I cheated in High School. It was the norm. That's not justification, but it's true. In every tier, from standard classes to the advanced, cheating was the norm. Not everyone cheated of course, but a lot of people did. By my own estimations I'd say only 1% of students make it through graduation without ever cheating, not once.
We would cheat on homework, on tests, and classwork. Less-so on papers where plagiarism of course wasn't tolerated and harder to get away with. In one elaborate case my friend was one more failing test grade away from failing the class for the year and having to take it again. His classroom was set up in rows facing the front. The teacher handed out the test by giving a stack of 5 or so to each student in the front row who would then take one and pass it back. My friend was in the back row with a compatriot directly in front of him. His compatriot kept two tests and my friend in the back raised his hand to say he didn't get one. The teacher dutifully obliged her nearly-failing student my friend began working on the test on his own. The two conspirators sat in a row all the way to left of the classroom, right next to the row of windows. When the teacher was distracted the student with the second test threw it out the window. Another of one my friends was waiting below and grabbed the falling papers. This friend, an ace in math who had already taken whatever class they were in, took the test to the bathroom and easily completed the problem set. At a prearranged time my friend in the class met my friend in the bathroom who passed along the completed test. Back in the classroom the two conspirators copied the answers in their own scrawl and got rid of the evidence. My friend successfully passed the course.

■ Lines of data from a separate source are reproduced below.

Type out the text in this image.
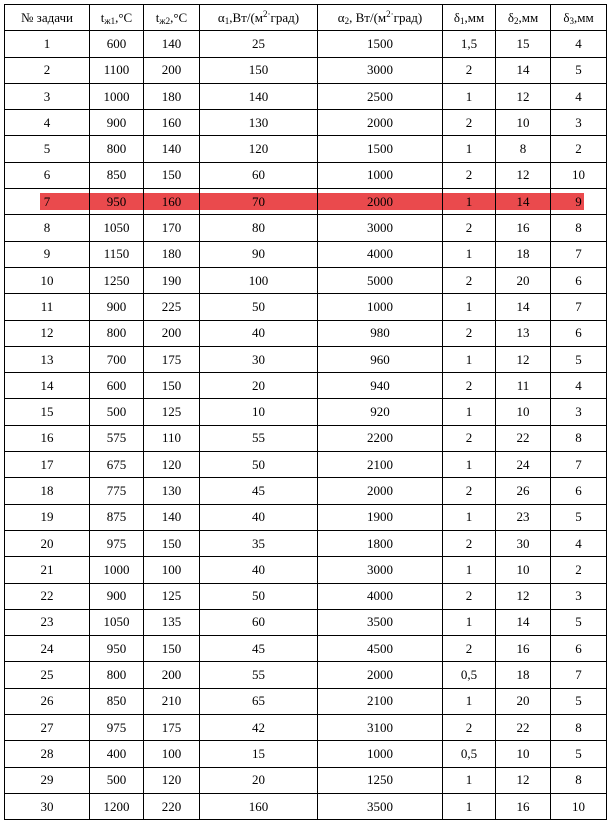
№ задачи	$t_{ж1},^\circ С$	$t_{ж2},^\circ С$	$\alpha_1,Вт/(м^{2\cdot}град)$	$\alpha_2$, $Вт/(м^{2\cdot}град)$	$\delta_1,мм$	$\delta_2,мм$	$\delta_3,мм$
1	600	140	25	1500	1,5	15	4
2	1100	200	150	3000	2	14	5
3	1000	180	140	2500	1	12	4
4	900	160	130	2000	2	10	3
5	800	140	120	1500	1	8	2
6	850	150	60	1000	2	12	10
7	950	160	70	2000	1	14	9
8	1050	170	80	3000	2	16	8
9	1150	180	90	4000	1	18	7
10	1250	190	100	5000	2	20	6
11	900	225	50	1000	1	14	7
12	800	200	40	980	2	13	6
13	700	175	30	960	1	12	5
14	600	150	20	940	2	11	4
15	500	125	10	920	1	10	3
16	575	110	55	2200	2	22	8
17	675	120	50	2100	1	24	7
18	775	130	45	2000	2	26	6
19	875	140	40	1900	1	23	5
20	975	150	35	1800	2	30	4
21	1000	100	40	3000	1	10	2
22	900	125	50	4000	2	12	3
23	1050	135	60	3500	1	14	5
24	950	150	45	4500	2	16	6
25	800	200	55	2000	0,5	18	7
26	850	210	65	2100	1	20	5
27	975	175	42	3100	2	22	8
28	400	100	15	1000	0,5	10	5
29	500	120	20	1250	1	12	8
30	1200	220	160	3500	1	16	10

As far as creativity that's A+. I told this story first of all because it's a great story of cheating, but also to illustrate the massive amounts of cheating in high schools. When I got to college and began picking my own classes and shaping my own education I let the cheating melt into the past. I didn't want to cheat, I learned to want to learn and do well on my own merits. The problem in high schools though, is we aren't taught to learn for the sake of learning. We are taught for the tests and for the grades and for the highest SAT scores all to get into the best colleges. High school was a game because we saw it as a game. We could do just as well as the kids trying their very hardest without doing any work at all. We could skip classes and get high and still compete with them to get into the Ivy league schools. Tests, tests, tests, tests. That's all we learned in high school. The classes were shaped and organized by the test calendar. We would slack off, slack off, slack off, get the grade they wanted out of us, and continue to slack off.
The AP classes were the biggest jokes of all. You can't cheat on those. But the teachers don't even try to hide the fact that their entire curriculum is based on the test at the very end of the school year. After the test there is a month left before school ends. My senior year I was in 5 AP classes through which I did minimal work the whole way. After we took the test all 5 classes ended and the teachers didn't try to hide the mass of nothingness that followed the test. But AP classes aren't jokes because of that. They are jokes because they don't amount to anything. They bring schools credit with the state. They don't prepare us for college even though they are supposedly designed to be college level classes. They aren't, they are still high school tests. If they didn't teach to the test maybe they would be college level. A bit of a paradox.
The system needs an overhaul. I don't know how it should be done. All I know is The National Honor Society is filled with cheating students. The schools overlook this because they only care about the grades their students get which amounts to money. That's money the teachers don't get unless their students get the grades. Students are being overlooked. Can we please fix this?